You seem to have a bit of a skewed view here. I've never actually seen anyone on these boards have this attitude toward children in a relationship. And, make no mistake, if you are in a relationship with someone with children, the children are in the relationship too.
It is clear what GF wants. She has made it clear that she and her S are a package deal. Again, you don't get to come between them. You don't get to take half the package and put the other half away. You get them both. She has been very clear on that.
You've also been playing the "we're married" game. Seriously. You can't believe that she doesn't think that this is potentially headed to a FAMILY. She already stopped seeing you once because you aren't interested in parenting. You still aren't interested. But, you reassure her that you like her Son, you ask what more you could possible do, you act as if you are willing to include Son so that you can keep seeing her. How is she supposed to know that you do it with such distaste and resentment? If YOU don't want to date a mother and son, then WHY are YOU doing it? This isn't something being forced on you. It is a choice you are making, a choice that leads to no place but harm for GF and her Son as far as I can see. You have ZERO intention of being the kind of long-term partner she wants in her life, but you keep playing at it, with both her and Son.

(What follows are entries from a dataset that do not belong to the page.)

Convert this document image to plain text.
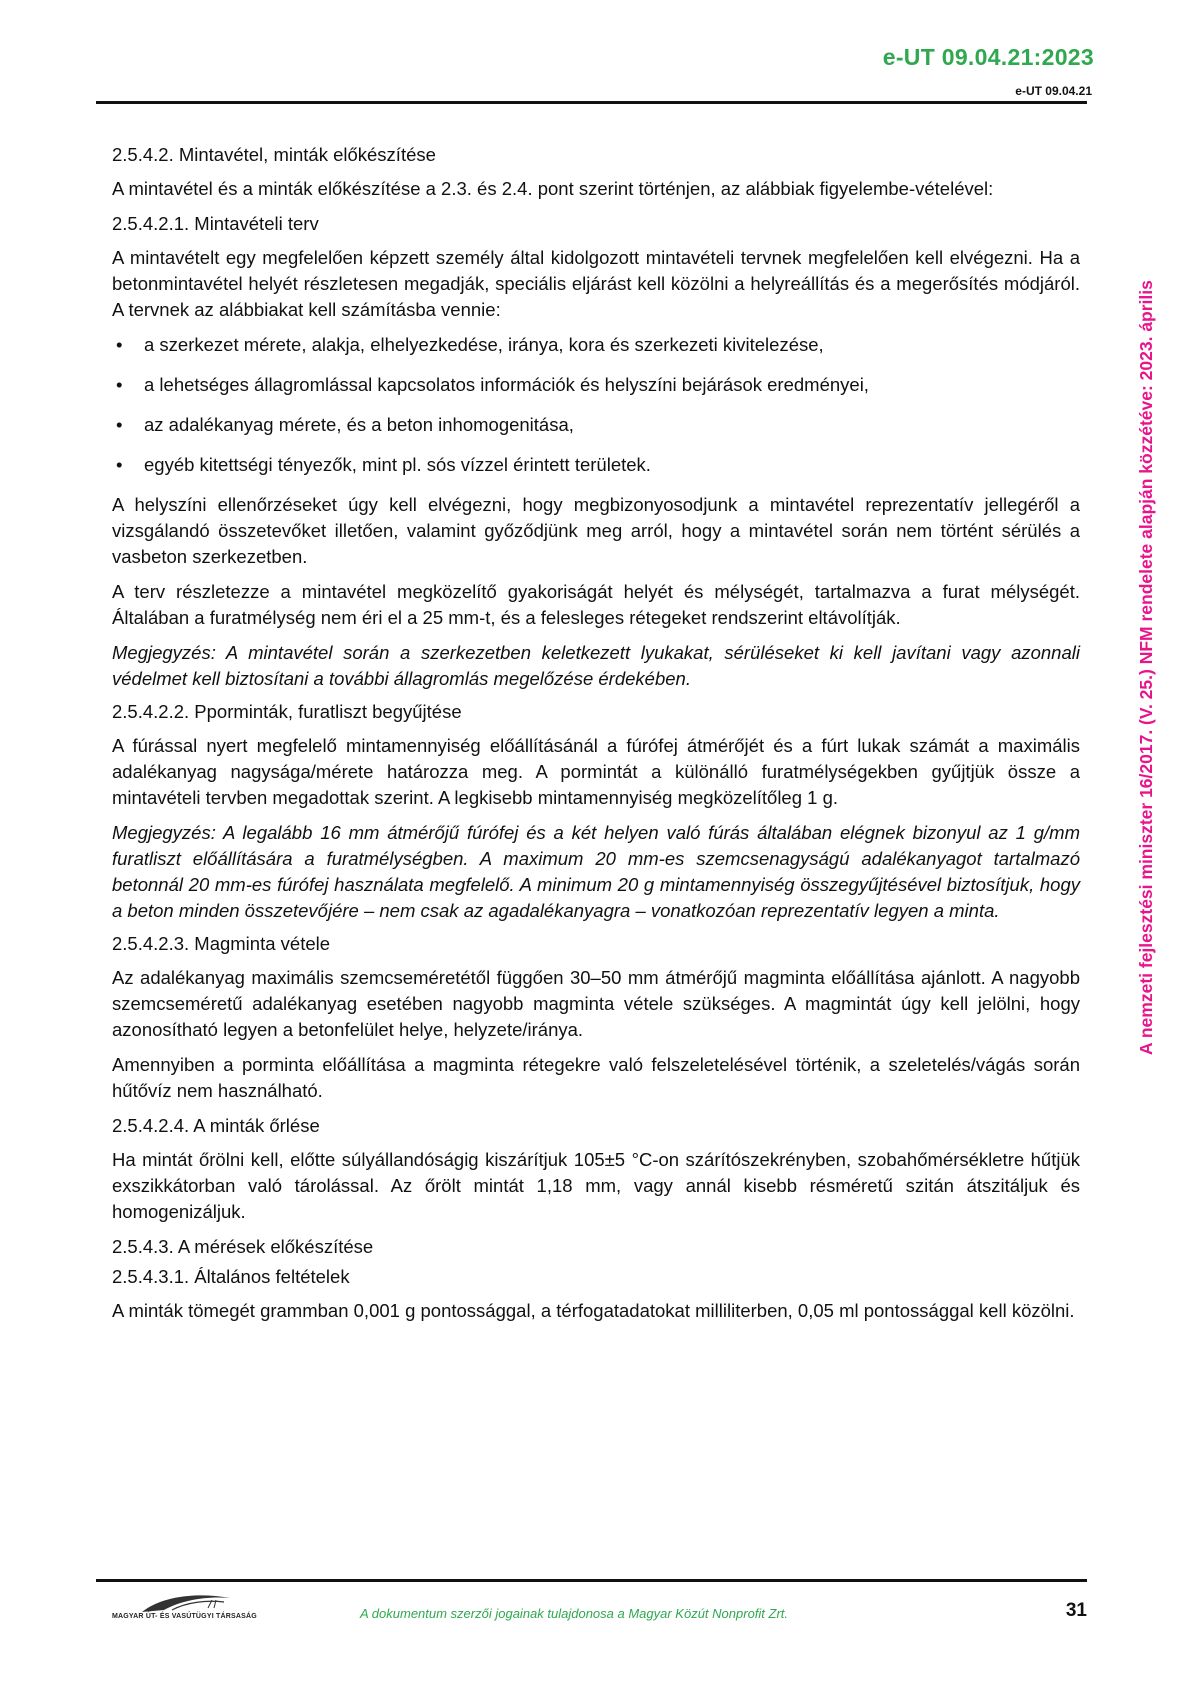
e-UT 09.04.21:2023
e-UT 09.04.21

2.5.4.2. Mintavétel, minták előkészítése

A mintavétel és a minták előkészítése a 2.3. és 2.4. pont szerint történjen, az alábbiak figyelembe-vételével:

2.5.4.2.1. Mintavételi terv

A mintavételt egy megfelelően képzett személy által kidolgozott mintavételi tervnek megfelelően kell elvégezni. Ha a betonmintavétel helyét részletesen megadják, speciális eljárást kell közölni a helyreállítás és a megerősítés módjáról. A tervnek az alábbiakat kell számításba vennie:

• a szerkezet mérete, alakja, elhelyezkedése, iránya, kora és szerkezeti kivitelezése,
• a lehetséges állagromlással kapcsolatos információk és helyszíni bejárások eredményei,
• az adalékanyag mérete, és a beton inhomogenitása,
• egyéb kitettségi tényezők, mint pl. sós vízzel érintett területek.

A helyszíni ellenőrzéseket úgy kell elvégezni, hogy megbizonyosodjunk a mintavétel reprezentatív jellegéről a vizsgálandó összetevőket illetően, valamint győződjünk meg arról, hogy a mintavétel során nem történt sérülés a vasbeton szerkezetben.

A terv részletezze a mintavétel megközelítő gyakoriságát helyét és mélységét, tartalmazva a furat mélységét. Általában a furatmélység nem éri el a 25 mm-t, és a felesleges rétegeket rendszerint eltávolítják.

Megjegyzés: A mintavétel során a szerkezetben keletkezett lyukakat, sérüléseket ki kell javítani vagy azonnali védelmet kell biztosítani a további állagromlás megelőzése érdekében.

2.5.4.2.2. Pporminták, furatliszt begyűjtése

A fúrással nyert megfelelő mintamennyiség előállításánál a fúrófej átmérőjét és a fúrt lukak számát a maximális adalékanyag nagysága/mérete határozza meg. A pormintát a különálló furatmélységekben gyűjtjük össze a mintavételi tervben megadottak szerint. A legkisebb mintamennyiség megközelítőleg 1 g.

Megjegyzés: A legalább 16 mm átmérőjű fúrófej és a két helyen való fúrás általában elégnek bizonyul az 1 g/mm furatliszt előállítására a furatmélységben. A maximum 20 mm-es szemcsenagyságú adalékanyagot tartalmazó betonnál 20 mm-es fúrófej használata megfelelő. A minimum 20 g mintamennyiség összegyűjtésével biztosítjuk, hogy a beton minden összetevőjére – nem csak az agadalékanyagra – vonatkozóan reprezentatív legyen a minta.

2.5.4.2.3. Magminta vétele

Az adalékanyag maximális szemcseméretétől függően 30–50 mm átmérőjű magminta előállítása ajánlott. A nagyobb szemcseméretű adalékanyag esetében nagyobb magminta vétele szükséges. A magmintát úgy kell jelölni, hogy azonosítható legyen a betonfelület helye, helyzete/iránya.

Amennyiben a porminta előállítása a magminta rétegekre való felszeletelésével történik, a szeletelés/vágás során hűtővíz nem használható.

2.5.4.2.4. A minták őrlése

Ha mintát őrölni kell, előtte súlyállandóságig kiszárítjuk 105±5 °C-on szárítószekrényben, szobahőmérsékletre hűtjük exszikkátorban való tárolással. Az őrölt mintát 1,18 mm, vagy annál kisebb résméretű szitán átszitáljuk és homogenizáljuk.

2.5.4.3. A mérések előkészítése

2.5.4.3.1. Általános feltételek

A minták tömegét grammban 0,001 g pontossággal, a térfogatadatokat milliliterben, 0,05 ml pontossággal kell közölni.

A nemzeti fejlesztési miniszter 16/2017. (V. 25.) NFM rendelete alapján közzétéve: 2023. április
MAGYAR ÚT- ÉS VASÚTÜGYI TÁRSASÁG	A dokumentum szerzői jogainak tulajdonosa a Magyar Közút Nonprofit Zrt.	31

To be blunt: I've seen plenty of DBers date too early. Signs of this are wild conflicting emotions, rather bizarre claims, the very sudden "perfect R" with the "perfect person" except that things are really screwed up that are both complained bitterly about and denied, an inability to see pretty obvious things. You and she may be a good match, but there is no way for either of you to tell right now because your NEED is so great it is skewing everything.
If you don't want a package deal, stop taking it now. Pay for a babysitter. Stop engaging with the Son. If she's really OK with that, then she'll keep seeing you. But, clearly she'll probably stop seeing you. She's been honest. Her actions have matched her words. But your actions now are dishonest and insincere and not fair to anyone. You aren't married. You aren't interested in being married or in parenting. Stop it.